Shares of video game platform Skillz (SKLZ 0.58%) rose this week, up 15.1% at its weekly high, before retracing back to a 9.1% gain for the week as of today, Dec. 10, at 2 p.m. ET.
There wasn't any clear reason for Skillz's rise other than the fact that it had been beaten down pretty severely heading into the week, as was the case for many tech stocks. Perhaps receding Omicron fears boosted sentiment for growth, although it still appears as though the Federal Reserve may tighten financial conditions more quickly.

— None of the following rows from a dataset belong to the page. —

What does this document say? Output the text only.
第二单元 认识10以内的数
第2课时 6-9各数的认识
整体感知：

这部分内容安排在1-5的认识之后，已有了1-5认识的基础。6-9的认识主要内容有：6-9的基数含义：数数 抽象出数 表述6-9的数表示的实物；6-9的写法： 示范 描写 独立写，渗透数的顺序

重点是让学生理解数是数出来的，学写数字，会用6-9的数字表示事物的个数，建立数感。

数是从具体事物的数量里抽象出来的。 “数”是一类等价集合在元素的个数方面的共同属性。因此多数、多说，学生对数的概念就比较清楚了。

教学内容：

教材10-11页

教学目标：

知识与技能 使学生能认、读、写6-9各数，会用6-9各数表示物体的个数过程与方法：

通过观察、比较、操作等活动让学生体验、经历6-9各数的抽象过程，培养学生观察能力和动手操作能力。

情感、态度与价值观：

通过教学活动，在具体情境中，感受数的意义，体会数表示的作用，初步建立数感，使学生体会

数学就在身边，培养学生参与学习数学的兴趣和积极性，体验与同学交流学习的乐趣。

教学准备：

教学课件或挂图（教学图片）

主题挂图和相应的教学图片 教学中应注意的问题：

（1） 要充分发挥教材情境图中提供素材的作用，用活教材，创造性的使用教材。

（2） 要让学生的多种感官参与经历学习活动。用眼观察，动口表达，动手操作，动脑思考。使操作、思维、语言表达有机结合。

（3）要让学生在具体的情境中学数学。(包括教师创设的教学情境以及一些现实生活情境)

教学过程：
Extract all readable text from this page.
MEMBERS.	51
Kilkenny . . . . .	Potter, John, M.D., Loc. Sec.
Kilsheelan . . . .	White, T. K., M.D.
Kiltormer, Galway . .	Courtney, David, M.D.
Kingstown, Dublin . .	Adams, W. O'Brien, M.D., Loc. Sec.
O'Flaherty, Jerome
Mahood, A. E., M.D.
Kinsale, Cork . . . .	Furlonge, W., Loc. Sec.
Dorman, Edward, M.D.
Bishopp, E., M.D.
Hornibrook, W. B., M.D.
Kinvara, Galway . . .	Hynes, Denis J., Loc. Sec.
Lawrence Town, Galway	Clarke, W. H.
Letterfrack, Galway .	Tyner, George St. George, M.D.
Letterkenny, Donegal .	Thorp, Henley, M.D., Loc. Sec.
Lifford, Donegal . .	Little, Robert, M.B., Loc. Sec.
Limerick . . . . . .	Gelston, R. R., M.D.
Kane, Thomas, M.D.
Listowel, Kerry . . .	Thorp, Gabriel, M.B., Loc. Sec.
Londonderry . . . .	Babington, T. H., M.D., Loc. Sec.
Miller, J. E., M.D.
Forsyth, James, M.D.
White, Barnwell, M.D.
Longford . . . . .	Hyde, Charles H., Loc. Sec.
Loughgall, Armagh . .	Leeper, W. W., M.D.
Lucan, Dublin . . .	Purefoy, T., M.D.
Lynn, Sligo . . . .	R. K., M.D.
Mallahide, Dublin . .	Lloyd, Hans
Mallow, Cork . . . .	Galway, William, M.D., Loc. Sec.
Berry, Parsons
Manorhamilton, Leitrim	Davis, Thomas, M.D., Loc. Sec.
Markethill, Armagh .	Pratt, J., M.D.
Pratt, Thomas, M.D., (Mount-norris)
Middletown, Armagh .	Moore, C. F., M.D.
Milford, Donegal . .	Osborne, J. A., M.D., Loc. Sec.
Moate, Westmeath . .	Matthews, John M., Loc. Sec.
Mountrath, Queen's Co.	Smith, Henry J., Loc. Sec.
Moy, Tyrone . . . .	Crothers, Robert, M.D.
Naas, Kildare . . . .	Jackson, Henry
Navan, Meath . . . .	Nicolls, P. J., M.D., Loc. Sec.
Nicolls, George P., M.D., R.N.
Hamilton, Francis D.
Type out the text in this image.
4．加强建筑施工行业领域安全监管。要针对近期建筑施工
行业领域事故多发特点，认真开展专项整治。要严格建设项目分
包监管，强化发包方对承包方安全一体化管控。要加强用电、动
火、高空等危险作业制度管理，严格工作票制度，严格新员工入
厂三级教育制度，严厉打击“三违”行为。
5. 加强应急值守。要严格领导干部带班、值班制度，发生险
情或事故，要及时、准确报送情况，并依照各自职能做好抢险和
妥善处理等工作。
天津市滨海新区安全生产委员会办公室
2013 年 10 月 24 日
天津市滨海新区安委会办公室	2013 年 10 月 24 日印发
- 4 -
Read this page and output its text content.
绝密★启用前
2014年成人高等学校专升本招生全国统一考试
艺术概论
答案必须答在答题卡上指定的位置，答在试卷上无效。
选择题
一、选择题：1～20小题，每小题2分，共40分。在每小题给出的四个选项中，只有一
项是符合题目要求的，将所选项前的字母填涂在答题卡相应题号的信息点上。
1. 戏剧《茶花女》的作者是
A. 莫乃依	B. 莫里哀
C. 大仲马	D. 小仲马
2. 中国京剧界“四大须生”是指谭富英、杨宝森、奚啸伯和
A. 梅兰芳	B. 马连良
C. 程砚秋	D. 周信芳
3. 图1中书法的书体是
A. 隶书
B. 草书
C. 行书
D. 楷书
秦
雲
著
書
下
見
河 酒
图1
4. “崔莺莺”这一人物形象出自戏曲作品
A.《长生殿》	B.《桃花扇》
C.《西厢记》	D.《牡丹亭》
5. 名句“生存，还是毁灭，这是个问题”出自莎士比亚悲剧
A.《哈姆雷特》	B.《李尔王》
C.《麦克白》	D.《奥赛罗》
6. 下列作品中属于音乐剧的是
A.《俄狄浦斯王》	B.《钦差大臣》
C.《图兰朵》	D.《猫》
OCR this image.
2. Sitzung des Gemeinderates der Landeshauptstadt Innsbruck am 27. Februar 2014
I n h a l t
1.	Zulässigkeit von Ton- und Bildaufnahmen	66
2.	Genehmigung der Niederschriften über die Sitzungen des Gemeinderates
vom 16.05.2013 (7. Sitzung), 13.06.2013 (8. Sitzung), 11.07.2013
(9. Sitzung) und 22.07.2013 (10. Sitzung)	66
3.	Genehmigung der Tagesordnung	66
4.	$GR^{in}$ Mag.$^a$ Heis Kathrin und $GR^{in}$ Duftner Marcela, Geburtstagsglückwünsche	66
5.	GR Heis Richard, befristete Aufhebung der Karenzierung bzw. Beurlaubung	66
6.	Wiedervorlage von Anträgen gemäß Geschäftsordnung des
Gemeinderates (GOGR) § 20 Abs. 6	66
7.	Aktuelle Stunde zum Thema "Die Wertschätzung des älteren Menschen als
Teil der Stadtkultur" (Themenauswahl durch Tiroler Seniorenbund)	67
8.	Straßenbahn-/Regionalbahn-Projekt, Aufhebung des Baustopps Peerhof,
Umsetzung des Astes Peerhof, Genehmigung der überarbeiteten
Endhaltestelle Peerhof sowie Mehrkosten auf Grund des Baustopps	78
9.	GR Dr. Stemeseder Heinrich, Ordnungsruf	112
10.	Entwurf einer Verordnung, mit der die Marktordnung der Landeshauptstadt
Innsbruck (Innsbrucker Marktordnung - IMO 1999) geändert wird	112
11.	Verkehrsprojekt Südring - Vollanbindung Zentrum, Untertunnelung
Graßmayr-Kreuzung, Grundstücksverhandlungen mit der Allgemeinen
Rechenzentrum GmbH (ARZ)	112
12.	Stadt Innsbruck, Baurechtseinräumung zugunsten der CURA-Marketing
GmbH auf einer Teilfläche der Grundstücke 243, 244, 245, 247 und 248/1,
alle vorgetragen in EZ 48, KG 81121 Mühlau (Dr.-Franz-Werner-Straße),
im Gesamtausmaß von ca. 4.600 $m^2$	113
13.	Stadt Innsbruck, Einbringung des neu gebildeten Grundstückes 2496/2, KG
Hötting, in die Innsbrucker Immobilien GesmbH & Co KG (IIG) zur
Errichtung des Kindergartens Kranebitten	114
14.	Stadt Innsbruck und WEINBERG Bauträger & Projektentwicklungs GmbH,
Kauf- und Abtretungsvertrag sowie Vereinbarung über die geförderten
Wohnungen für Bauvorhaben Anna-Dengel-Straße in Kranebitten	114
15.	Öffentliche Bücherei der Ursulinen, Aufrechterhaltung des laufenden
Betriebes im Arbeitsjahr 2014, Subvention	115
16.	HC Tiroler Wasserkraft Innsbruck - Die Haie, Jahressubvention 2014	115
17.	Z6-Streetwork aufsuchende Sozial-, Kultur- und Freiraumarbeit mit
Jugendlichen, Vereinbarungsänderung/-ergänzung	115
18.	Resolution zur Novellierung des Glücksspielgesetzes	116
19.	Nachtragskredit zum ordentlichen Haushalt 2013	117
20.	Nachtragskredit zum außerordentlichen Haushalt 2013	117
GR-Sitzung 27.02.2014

During November, Skillz reported some strong earnings, but even 70% revenue growth wasn't enough to match analyst expectations. Additionally, the company's chief technology officer departed the company after many years due to personal reasons. At the same time, fears over quicker-than-expected interest-rate hikes next year hurt all high-multiple growth stocks, and Skillz is definitely that. So, this week's bounce probably had more to do with a relief bounce from a 17% decline in November.
However, this week did have two events that may have moved the needle. CEO Andrew Paradise appeared at Wedbush's Winter Games analyst event where he explained Skillz's competitive advantages, data-science focus, and market outlook. That could have driven some optimism.
Skillz also announced its intention to sell $300 million in debt that it will use for general corporate purposes and potentially new acquisitions. Skillz is relatively small at just a $3.6 billion market cap, but it also had over $500 million in cash and no debt heading into this week. The new capital raise through the debt markets thus seems like the most shareholder-friendly way to raise capital, especially with the stock down so much. It may also be a hint that Skillz sees some attractive acquisition targets out there.
Hopefully, this week's bounce is a sign Skillz's stock has bottomed, although that is hard to determine. Either way, Skillz looks intriguing at these levels given its two-sided marketplace for mobile gamers and developers, and high gross margins that top 90%. It's a stock to watch heading into 2022.